It’s a Lifestyle! Hot-Weather Reading

The best thing about hot weather may be dreaming about it.  Trees gently nod (whether praising or scolding, we can’t tell),  butterflies hover over the flowering weeds,  a hammock is strategically located under the tree,  people lounge in lawn chairs wearing Lawrence of Arabia clothes (or at least something cotton), one snaps one’s fingers to get a drink – No, in reality I’m pouring glasses of iced violet Early Grey tea from a pitcher.

In the summer I adore reading books set in hot places.  Do you?

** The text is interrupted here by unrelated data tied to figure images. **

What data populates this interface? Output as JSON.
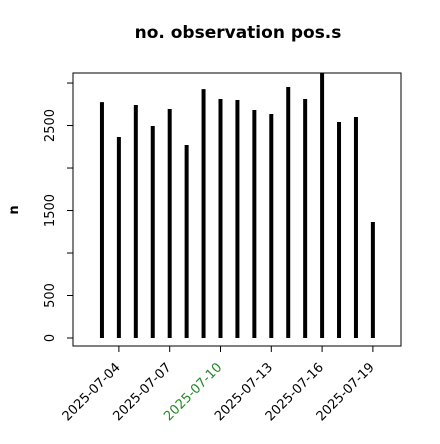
{
  "chart_data": {
    "type": "bar",
    "title": "no. observation pos.s",
    "y_label": "n",
    "x": [
      "2025-07-03",
      "2025-07-04",
      "2025-07-05",
      "2025-07-06",
      "2025-07-07",
      "2025-07-08",
      "2025-07-09",
      "2025-07-10",
      "2025-07-11",
      "2025-07-12",
      "2025-07-13",
      "2025-07-14",
      "2025-07-15",
      "2025-07-16",
      "2025-07-17",
      "2025-07-18",
      "2025-07-19"
    ],
    "values": [
      2776,
      2365,
      2741,
      2494,
      2694,
      2271,
      2929,
      2812,
      2800,
      2682,
      2635,
      2953,
      2812,
      3200,
      2541,
      2600,
      1365
    ],
    "color": "#000000",
    "xticks": [
      "2025-07-04",
      "2025-07-07",
      "2025-07-10",
      "2025-07-13",
      "2025-07-16",
      "2025-07-19"
    ],
    "highlight_xtick": "2025-07-10",
    "highlight_color": "#228b22",
    "ylim": [
      -94,
      3118
    ],
    "yticks": [
      0,
      500,
      {
        "value": 1000,
        "label": null
      },
      1500,
      {
        "value": 2000,
        "label": null
      },
      2500,
      {
        "value": 3000,
        "label": null
      }
    ]
  }
}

Here are some hot-weather classics!

Paul Bowles’s The Sheltering Sky.  In this gorgeous,  lyrical novel, three Americans roam through the cities and deserts of North Africa. They sweat, chat, and struggle back to consciousness after sleeping uncomfortably in tiny rooms, then drink at cafes. They travel but lack all knowledge of the culture, so their journey is more dangerous than they imagine. Bowles is a great American writer:  every sentence is perfectly-wrought and lush.. 

Here’ s an excerpt.

 In the next room he could hear his wife stepping about in her mules on the smooth tile floor, and this sound now comforted him… But how difficult it was to accept the high, narrow room with the beamed ceiling, the huge apathetic designs stenciled in in different colors around the walls, the closed window of red and orange glass.  He yawned:  there was no air in the room.  Later he would climb down from the high bed and fling the window open, and at that moment he would remember his dream.

Penelope Lively’s Moon Tiger deservedly won the Booker Prize in 1987.  Claudia H, a 76-year-old historian, is musing on the meaning of history (from the Greek and Latin, inquiry, story). She is also writing “a history of the world , concentrating on “the bit of the twentieth century to which I’ve been shackled, like it or not.” Parts are set during the Desert War in her childhood, parts in Cairo during the World War II, parts in England. Interspersed with the narrative are musings on abstract subjects like mythology: it “is much better stuff than history.  It has a form; logic; a message.  I once thought I was a myth.”

Lawrence Durrell’s The Alexandria Quartet.  I read these novels in a hammock ages ago, when I was twenties and did not shave my legs.  In this gorgeously-written, percipient tetralogy, Justine, Balthazar, Mountolive, and Clea, the prose is moody and lush.  The narrative is psychologically-oriented and fragmented. Over the course of the quartet, Durrell’s narrator, Darley, reiterates and augments a series of events in the lives of his lover Justine and a group of friends in Alexandria, Egypt.  Other characters, particularly Balthazar and Clea (Mountolive is the hero of the prequel), contribute their viewpoints, so that a clearer picture is revealed.  Published from 1957 to 1960, these books are elegant but perhaps too flowery for some.  

T. E. Lawrence’s Seven Pillars of Wisdom.  Of course I haven’t read it!  I have, however, seen the movie twice, admiring the excellent performance of Peter O’Toole.  :Seven Pillars of Wisdom is an autobiography focusing on the two years he spent as an advisor to Bedouin Forces during the Arab Revolt (1916-18). It has been on our shelves for years. Neither my husband nor I can bear to part with it.  This may be the summer one of us finally reads this alleged masterpiece. 

Several of Rumer Godden’s novels are set in India, where she grew up and lived for many years  As you can imagine, the weather is often hot.  You will find desperately humid weather scenes in Cromartie vs. the God Shiva, The Lady and the Unicorn, The Peacock Spring, and Coromandel Sea Change. 

Olivia Manning’s The Rain Forest. Fans of Olivia Manning will enjoy her short, tightly-plotted novel The Rain Forest (352 pages)published in 1974, set on an island in the Indian Ocean. This hypnotic story of an expatriate couple living on a hot, jasmine-scented island ruled by the British is a trenchant examination of colonialism and culture clash.  It is reminiscent of the novels and stories of Graham Greene and W. Somerset Maugham.

It’s heating up here, though we still haven’t needed the air conditioning. Cheers to everyone who likes hot-weather books!